Но я возвращаюсь к цитате «И вот в кадр попадает женщина». Я мог бы продолжать цитировать, я мог бы даже привести здесь весь рассказ с начала до конца, благо весь объем его — одна неполная журнальная страница, и страница эта лежит на столе пред моими глазами. И, признаться, я начал было переписывать ее, выставив перед заимствованным текстом загогулинки кавычек, но потом, побродив в безделии и праздности дня три-четыре, подошел к столу и похерил (устар. перечеркнул, если кто не знает) цитату, в чем можно будет легко убедиться любому литературоведу, когда он начнет изучать черновик моей рукописи, что, однако, вряд ли случится, поскольку рукописи уготовлено сгореть, и так как, если повезет, останется лишь машинная перепечатка, в которой не сохранится зачеркнутое, я и счел необходимым обратить внимание всех заинтересованных лиц на существенную деталь, которая могла бы в тексте быть, но тем не менее исчезла безвозвратно. И я должен сказать, почему.

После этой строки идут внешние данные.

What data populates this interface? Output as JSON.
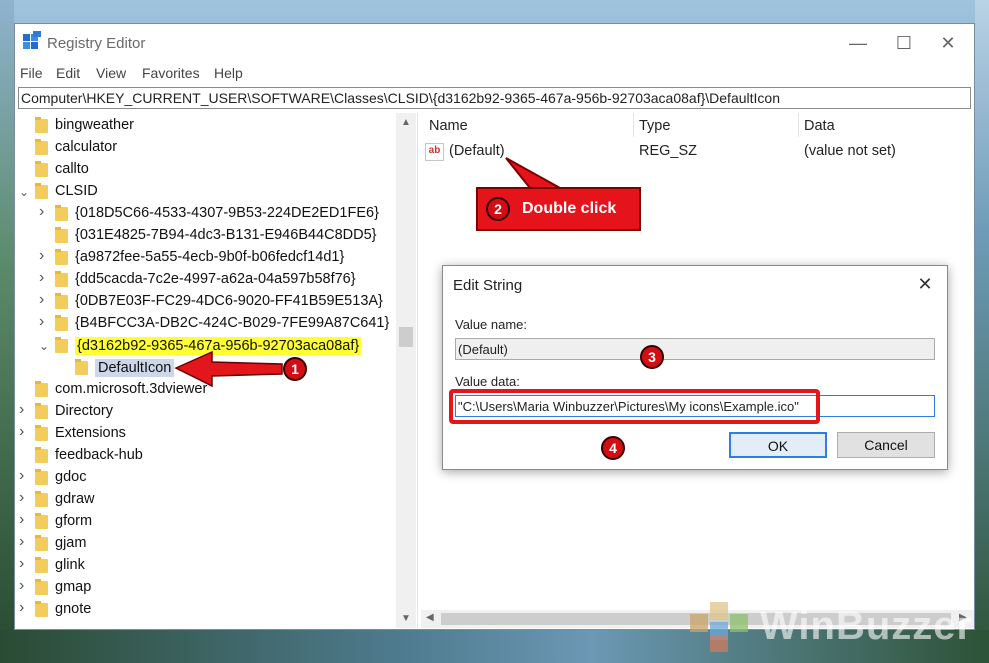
{
  "window": {
    "title": "Registry Editor",
    "controls": {
      "minimize": "—",
      "maximize": "☐",
      "close": "✕"
    }
  },
  "menu": [
    "File",
    "Edit",
    "View",
    "Favorites",
    "Help"
  ],
  "address": "Computer\\HKEY_CURRENT_USER\\SOFTWARE\\Classes\\CLSID\\{d3162b92-9365-467a-956b-92703aca08af}\\DefaultIcon",
  "tree": [
    {
      "label": "bingweather",
      "expand": "none"
    },
    {
      "label": "calculator",
      "expand": "none"
    },
    {
      "label": "callto",
      "expand": "none"
    },
    {
      "label": "CLSID",
      "expand": "open"
    },
    {
      "label": "{018D5C66-4533-4307-9B53-224DE2ED1FE6}",
      "expand": "closed"
    },
    {
      "label": "{031E4825-7B94-4dc3-B131-E946B44C8DD5}",
      "expand": "none"
    },
    {
      "label": "{a9872fee-5a55-4ecb-9b0f-b06fedcf14d1}",
      "expand": "closed"
    },
    {
      "label": "{dd5cacda-7c2e-4997-a62a-04a597b58f76}",
      "expand": "closed"
    },
    {
      "label": "{0DB7E03F-FC29-4DC6-9020-FF41B59E513A}",
      "expand": "closed"
    },
    {
      "label": "{B4BFCC3A-DB2C-424C-B029-7FE99A87C641}",
      "expand": "closed"
    },
    {
      "label": "{d3162b92-9365-467a-956b-92703aca08af}",
      "expand": "open"
    },
    {
      "label": "DefaultIcon",
      "expand": "none"
    },
    {
      "label": "com.microsoft.3dviewer",
      "expand": "none"
    },
    {
      "label": "Directory",
      "expand": "closed"
    },
    {
      "label": "Extensions",
      "expand": "closed"
    },
    {
      "label": "feedback-hub",
      "expand": "none"
    },
    {
      "label": "gdoc",
      "expand": "closed"
    },
    {
      "label": "gdraw",
      "expand": "closed"
    },
    {
      "label": "gform",
      "expand": "closed"
    },
    {
      "label": "gjam",
      "expand": "closed"
    },
    {
      "label": "glink",
      "expand": "closed"
    },
    {
      "label": "gmap",
      "expand": "closed"
    },
    {
      "label": "gnote",
      "expand": "closed"
    }
  ],
  "list": {
    "columns": [
      "Name",
      "Type",
      "Data"
    ],
    "rows": [
      {
        "name": "(Default)",
        "type": "REG_SZ",
        "data": "(value not set)",
        "icon": "ab"
      }
    ]
  },
  "dialog": {
    "title": "Edit String",
    "close": "✕",
    "value_name_label": "Value name:",
    "value_name": "(Default)",
    "value_data_label": "Value data:",
    "value_data": "\"C:\\Users\\Maria Winbuzzer\\Pictures\\My icons\\Example.ico\"",
    "ok": "OK",
    "cancel": "Cancel"
  },
  "annotations": {
    "callout_number": "2",
    "callout_text": "Double click",
    "step1": "1",
    "step3": "3",
    "step4": "4",
    "accent": "#e3161b"
  },
  "watermark": "WinBuzzer"
}
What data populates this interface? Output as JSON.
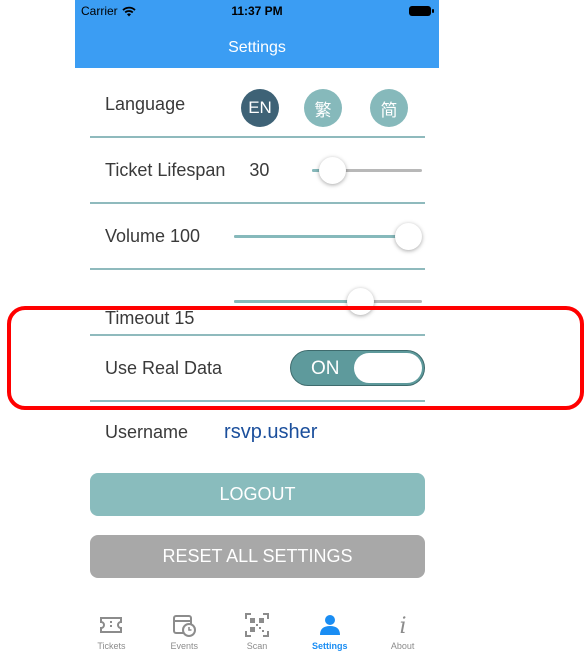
{
  "status_bar": {
    "carrier": "Carrier",
    "time": "11:37 PM"
  },
  "nav": {
    "title": "Settings"
  },
  "language": {
    "label": "Language",
    "options": [
      "EN",
      "繁",
      "简"
    ],
    "selected": "EN"
  },
  "ticket_lifespan": {
    "label": "Ticket Lifespan",
    "value": "30",
    "level": 0.08
  },
  "volume": {
    "label": "Volume 100",
    "level": 1.0
  },
  "timeout": {
    "label": "Timeout 15",
    "level": 0.7
  },
  "real_data": {
    "label": "Use Real Data",
    "toggle_text": "ON",
    "state": "on"
  },
  "username": {
    "label": "Username",
    "value": "rsvp.usher"
  },
  "buttons": {
    "logout": "LOGOUT",
    "reset": "RESET ALL SETTINGS"
  },
  "tabs": [
    {
      "label": "Tickets",
      "icon": "ticket-icon"
    },
    {
      "label": "Events",
      "icon": "calendar-clock-icon"
    },
    {
      "label": "Scan",
      "icon": "qr-code-icon"
    },
    {
      "label": "Settings",
      "icon": "person-icon",
      "active": true
    },
    {
      "label": "About",
      "icon": "info-icon"
    }
  ],
  "colors": {
    "header_blue": "#3b9df3",
    "teal": "#86b9bb",
    "teal_dark": "#3e6276",
    "toggle_on": "#5e9a9c",
    "link_blue": "#1b4f9c",
    "tab_active": "#1a8df3",
    "highlight_red": "#ff0000"
  }
}
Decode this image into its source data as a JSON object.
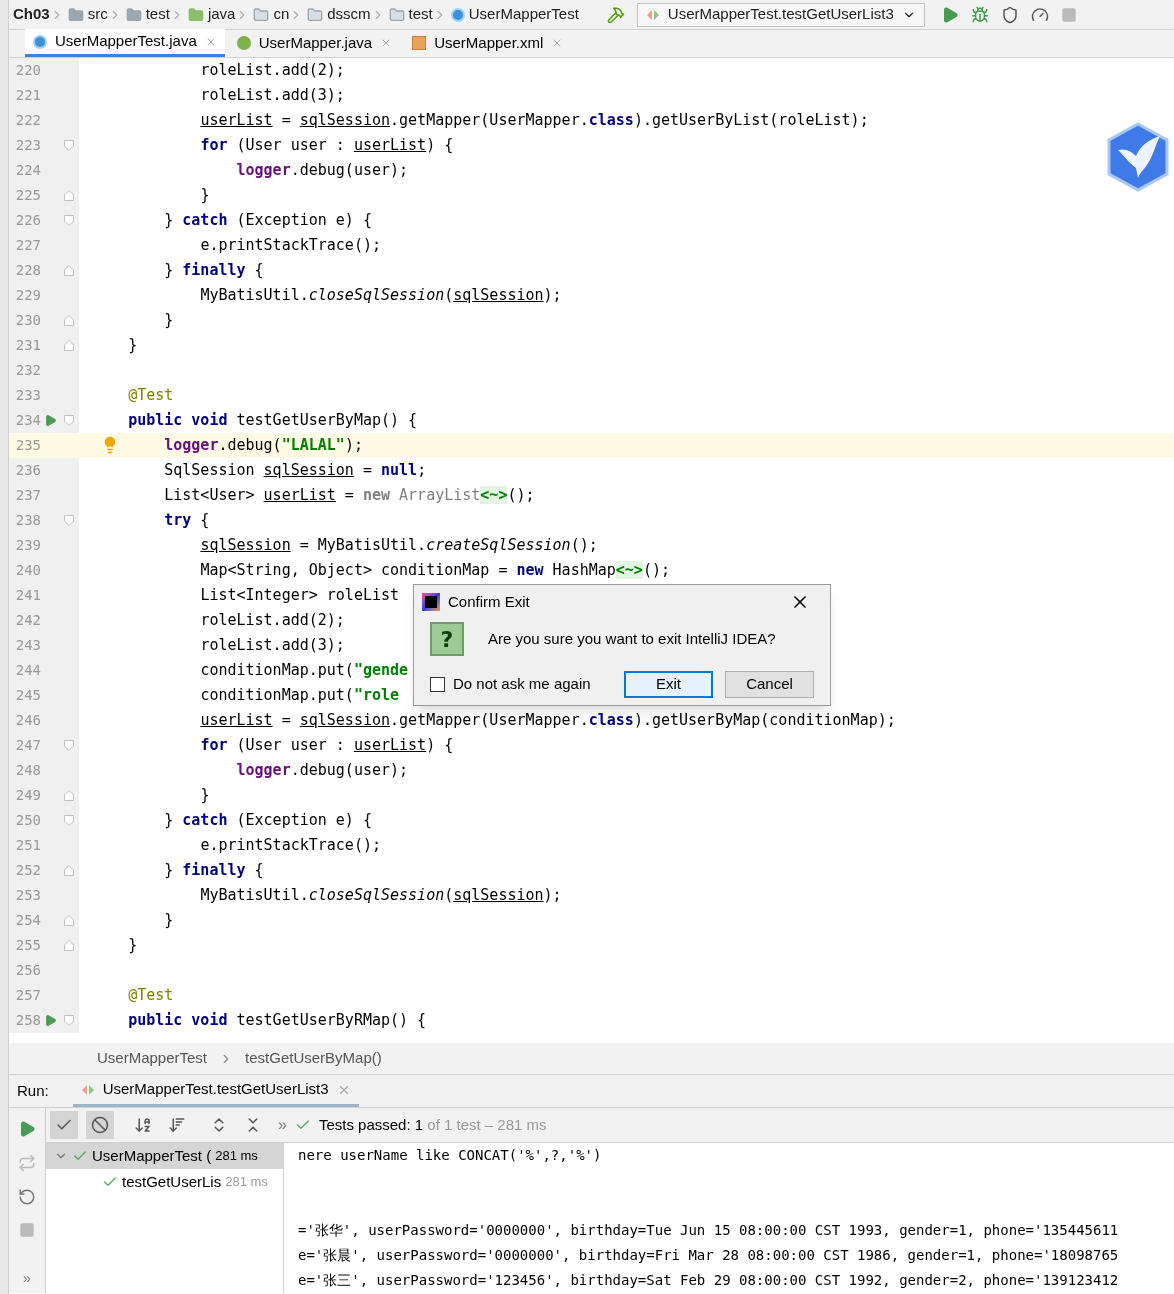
{
  "navbar": {
    "breadcrumbs": [
      {
        "label": "Ch03",
        "kind": "project"
      },
      {
        "label": "src",
        "kind": "folder"
      },
      {
        "label": "test",
        "kind": "folder"
      },
      {
        "label": "java",
        "kind": "source"
      },
      {
        "label": "cn",
        "kind": "package"
      },
      {
        "label": "dsscm",
        "kind": "package"
      },
      {
        "label": "test",
        "kind": "package"
      },
      {
        "label": "UserMapperTest",
        "kind": "class"
      }
    ],
    "run_config": "UserMapperTest.testGetUserList3"
  },
  "tabs": [
    {
      "label": "UserMapperTest.java",
      "kind": "class",
      "selected": true
    },
    {
      "label": "UserMapper.java",
      "kind": "interface",
      "selected": false
    },
    {
      "label": "UserMapper.xml",
      "kind": "xml",
      "selected": false
    }
  ],
  "editor": {
    "lines": [
      {
        "number": "220",
        "tokens": [
          {
            "kind": "plain",
            "text": "            roleList.add(2);"
          }
        ]
      },
      {
        "number": "221",
        "tokens": [
          {
            "kind": "plain",
            "text": "            roleList.add(3);"
          }
        ]
      },
      {
        "number": "222",
        "tokens": [
          {
            "kind": "var",
            "text": "            userList"
          },
          {
            "kind": "plain",
            "text": " = "
          },
          {
            "kind": "var",
            "text": "sqlSession"
          },
          {
            "kind": "plain",
            "text": ".getMapper(UserMapper."
          },
          {
            "kind": "kw",
            "text": "class"
          },
          {
            "kind": "plain",
            "text": ").getUserByList(roleList);"
          }
        ]
      },
      {
        "number": "223",
        "fold_start": true,
        "tokens": [
          {
            "kind": "kw",
            "text": "            for"
          },
          {
            "kind": "plain",
            "text": " (User user : "
          },
          {
            "kind": "var",
            "text": "userList"
          },
          {
            "kind": "plain",
            "text": ") {"
          }
        ]
      },
      {
        "number": "224",
        "tokens": [
          {
            "kind": "field",
            "text": "                logger"
          },
          {
            "kind": "plain",
            "text": ".debug(user);"
          }
        ]
      },
      {
        "number": "225",
        "fold_end": true,
        "tokens": [
          {
            "kind": "plain",
            "text": "            }"
          }
        ]
      },
      {
        "number": "226",
        "fold_start": true,
        "tokens": [
          {
            "kind": "plain",
            "text": "        } "
          },
          {
            "kind": "kw",
            "text": "catch"
          },
          {
            "kind": "plain",
            "text": " (Exception e) {"
          }
        ]
      },
      {
        "number": "227",
        "tokens": [
          {
            "kind": "plain",
            "text": "            e.printStackTrace();"
          }
        ]
      },
      {
        "number": "228",
        "fold_end": true,
        "tokens": [
          {
            "kind": "plain",
            "text": "        } "
          },
          {
            "kind": "kw",
            "text": "finally"
          },
          {
            "kind": "plain",
            "text": " {"
          }
        ]
      },
      {
        "number": "229",
        "tokens": [
          {
            "kind": "plain",
            "text": "            MyBatisUtil."
          },
          {
            "kind": "static",
            "text": "closeSqlSession"
          },
          {
            "kind": "plain",
            "text": "("
          },
          {
            "kind": "var",
            "text": "sqlSession"
          },
          {
            "kind": "plain",
            "text": ");"
          }
        ]
      },
      {
        "number": "230",
        "fold_end": true,
        "tokens": [
          {
            "kind": "plain",
            "text": "        }"
          }
        ]
      },
      {
        "number": "231",
        "fold_end": true,
        "tokens": [
          {
            "kind": "plain",
            "text": "    }"
          }
        ]
      },
      {
        "number": "232"
      },
      {
        "number": "233",
        "tokens": [
          {
            "kind": "ann",
            "text": "    @Test"
          }
        ]
      },
      {
        "number": "234",
        "fold_start": true,
        "runnable": true,
        "tokens": [
          {
            "kind": "kw",
            "text": "    public void"
          },
          {
            "kind": "plain",
            "text": " testGetUserByMap() {"
          }
        ]
      },
      {
        "number": "235",
        "intention": true,
        "current": true,
        "tokens": [
          {
            "kind": "field",
            "text": "        logger"
          },
          {
            "kind": "plain",
            "text": ".debug("
          },
          {
            "kind": "str",
            "text": "\"LALAL\""
          },
          {
            "kind": "plain",
            "text": ");"
          }
        ]
      },
      {
        "number": "236",
        "tokens": [
          {
            "kind": "plain",
            "text": "        SqlSession "
          },
          {
            "kind": "var",
            "text": "sqlSession"
          },
          {
            "kind": "plain",
            "text": " = "
          },
          {
            "kind": "kw",
            "text": "null"
          },
          {
            "kind": "plain",
            "text": ";"
          }
        ]
      },
      {
        "number": "237",
        "tokens": [
          {
            "kind": "plain",
            "text": "        List<User> "
          },
          {
            "kind": "var",
            "text": "userList"
          },
          {
            "kind": "plain",
            "text": " = "
          },
          {
            "kind": "graykw",
            "text": "new"
          },
          {
            "kind": "gray",
            "text": " ArrayList"
          },
          {
            "kind": "diamond",
            "text": "<~>"
          },
          {
            "kind": "plain",
            "text": "();"
          }
        ]
      },
      {
        "number": "238",
        "fold_start": true,
        "tokens": [
          {
            "kind": "kw",
            "text": "        try"
          },
          {
            "kind": "plain",
            "text": " {"
          }
        ]
      },
      {
        "number": "239",
        "tokens": [
          {
            "kind": "var",
            "text": "            sqlSession"
          },
          {
            "kind": "plain",
            "text": " = MyBatisUtil."
          },
          {
            "kind": "static",
            "text": "createSqlSession"
          },
          {
            "kind": "plain",
            "text": "();"
          }
        ]
      },
      {
        "number": "240",
        "tokens": [
          {
            "kind": "plain",
            "text": "            Map<String, Object> conditionMap = "
          },
          {
            "kind": "kw",
            "text": "new"
          },
          {
            "kind": "plain",
            "text": " HashMap"
          },
          {
            "kind": "diamond",
            "text": "<~>"
          },
          {
            "kind": "plain",
            "text": "();"
          }
        ]
      },
      {
        "number": "241",
        "tokens": [
          {
            "kind": "plain",
            "text": "            List<Integer> roleList"
          }
        ]
      },
      {
        "number": "242",
        "tokens": [
          {
            "kind": "plain",
            "text": "            roleList.add(2);"
          }
        ]
      },
      {
        "number": "243",
        "tokens": [
          {
            "kind": "plain",
            "text": "            roleList.add(3);"
          }
        ]
      },
      {
        "number": "244",
        "tokens": [
          {
            "kind": "plain",
            "text": "            conditionMap.put("
          },
          {
            "kind": "str",
            "text": "\"gende"
          }
        ]
      },
      {
        "number": "245",
        "tokens": [
          {
            "kind": "plain",
            "text": "            conditionMap.put("
          },
          {
            "kind": "str",
            "text": "\"role"
          }
        ]
      },
      {
        "number": "246",
        "tokens": [
          {
            "kind": "var",
            "text": "            userList"
          },
          {
            "kind": "plain",
            "text": " = "
          },
          {
            "kind": "var",
            "text": "sqlSession"
          },
          {
            "kind": "plain",
            "text": ".getMapper(UserMapper."
          },
          {
            "kind": "kw",
            "text": "class"
          },
          {
            "kind": "plain",
            "text": ").getUserByMap(conditionMap);"
          }
        ]
      },
      {
        "number": "247",
        "fold_start": true,
        "tokens": [
          {
            "kind": "kw",
            "text": "            for"
          },
          {
            "kind": "plain",
            "text": " (User user : "
          },
          {
            "kind": "var",
            "text": "userList"
          },
          {
            "kind": "plain",
            "text": ") {"
          }
        ]
      },
      {
        "number": "248",
        "tokens": [
          {
            "kind": "field",
            "text": "                logger"
          },
          {
            "kind": "plain",
            "text": ".debug(user);"
          }
        ]
      },
      {
        "number": "249",
        "fold_end": true,
        "tokens": [
          {
            "kind": "plain",
            "text": "            }"
          }
        ]
      },
      {
        "number": "250",
        "fold_start": true,
        "tokens": [
          {
            "kind": "plain",
            "text": "        } "
          },
          {
            "kind": "kw",
            "text": "catch"
          },
          {
            "kind": "plain",
            "text": " (Exception e) {"
          }
        ]
      },
      {
        "number": "251",
        "tokens": [
          {
            "kind": "plain",
            "text": "            e.printStackTrace();"
          }
        ]
      },
      {
        "number": "252",
        "fold_end": true,
        "tokens": [
          {
            "kind": "plain",
            "text": "        } "
          },
          {
            "kind": "kw",
            "text": "finally"
          },
          {
            "kind": "plain",
            "text": " {"
          }
        ]
      },
      {
        "number": "253",
        "tokens": [
          {
            "kind": "plain",
            "text": "            MyBatisUtil."
          },
          {
            "kind": "static",
            "text": "closeSqlSession"
          },
          {
            "kind": "plain",
            "text": "("
          },
          {
            "kind": "var",
            "text": "sqlSession"
          },
          {
            "kind": "plain",
            "text": ");"
          }
        ]
      },
      {
        "number": "254",
        "fold_end": true,
        "tokens": [
          {
            "kind": "plain",
            "text": "        }"
          }
        ]
      },
      {
        "number": "255",
        "fold_end": true,
        "tokens": [
          {
            "kind": "plain",
            "text": "    }"
          }
        ]
      },
      {
        "number": "256"
      },
      {
        "number": "257",
        "tokens": [
          {
            "kind": "ann",
            "text": "    @Test"
          }
        ]
      },
      {
        "number": "258",
        "fold_start": true,
        "runnable": true,
        "tokens": [
          {
            "kind": "kw",
            "text": "    public void"
          },
          {
            "kind": "plain",
            "text": " testGetUserByRMap() {"
          }
        ]
      }
    ],
    "breadcrumb": [
      "UserMapperTest",
      "testGetUserByMap()"
    ]
  },
  "dialog": {
    "title": "Confirm Exit",
    "icon_glyph": "?",
    "message": "Are you sure you want to exit IntelliJ IDEA?",
    "checkbox": {
      "label": "Do not ask me again",
      "checked": false
    },
    "buttons": [
      {
        "label": "Exit",
        "selected": true
      },
      {
        "label": "Cancel",
        "selected": false
      }
    ]
  },
  "run_panel": {
    "label": "Run:",
    "tab": "UserMapperTest.testGetUserList3",
    "toggles": [
      {
        "kind": "passed",
        "on": true
      },
      {
        "kind": "ignored",
        "on": true
      }
    ],
    "more": "»",
    "status": {
      "head": "Tests passed:",
      "count": "1",
      "rest": "of 1 test – 281 ms"
    },
    "tree": [
      {
        "name": "UserMapperTest (",
        "time": "281 ms",
        "selected": true,
        "expanded": true,
        "children": [
          {
            "name": "testGetUserLis",
            "time": "281 ms",
            "selected": false
          }
        ]
      }
    ],
    "side_more": "»",
    "console": [
      {
        "text": "nere userName like CONCAT('%',?,'%')"
      },
      {
        "gap_before": true,
        "text": "='张华', userPassword='0000000', birthday=Tue Jun 15 08:00:00 CST 1993, gender=1, phone='135445611"
      },
      {
        "text": "e='张晨', userPassword='0000000', birthday=Fri Mar 28 08:00:00 CST 1986, gender=1, phone='18098765"
      },
      {
        "text": "e='张三', userPassword='123456', birthday=Sat Feb 29 08:00:00 CST 1992, gender=2, phone='139123412"
      }
    ]
  }
}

В том состоянии, в котором пребывал я, шагая вдоль заснеженного Невского, не мог я вспоминать прочитанный рассказ, как связный, выстроенный текст. Опущенный сквозь щелочку в копилку памяти, он там свернулся, потерял свои слова и фразы, стал абстракцией, исчезло нечто, что присуще было строю авторского мышления, а появилось то, что свойственно было лишь мне — моему сугубо интимному. Получив сейчас, через двенадцать лет, столь желанный текст и перечитав его несколько раз, я убедился, что рассказ не тот, каким я знаю его с той далекой поры, когда впервые его увидел. Что-то очень существенное изменилось в каждом из нас — во мне и в рассказе. Мы ушли друг от друга, я с грустью и тоской смотрю на него и прощаюсь с ним навсегда и чувствую, будто его предаю, но сознаю в то же время, что это не так: на самом деле я не его, не текст рассказа помнил, знал, хранил и мечтал вновь увидеть, а ту его сущность, что вошла в меня и мною стала, и эта сущность не выразима словами. Если б я был философом, я бы сказал, что не воспринимал рассказ как объект, он уже в первоначальном прочтении был субъектом, поскольку был облечен в мое субъективное «я», и только в этом его облачении и представал предо мной его смысл. Сегодня мое «я» иное, и, следовательно, рассказ сегодня — иной субъект, и, прочитав его с утилитарной целью, — оживить, как мне казалось, в памяти свое о нем впечатление, я потерпел фиаско. Этот нынешний рассказ слишком прост: прожив во мне столько лет, он исчерпал себя.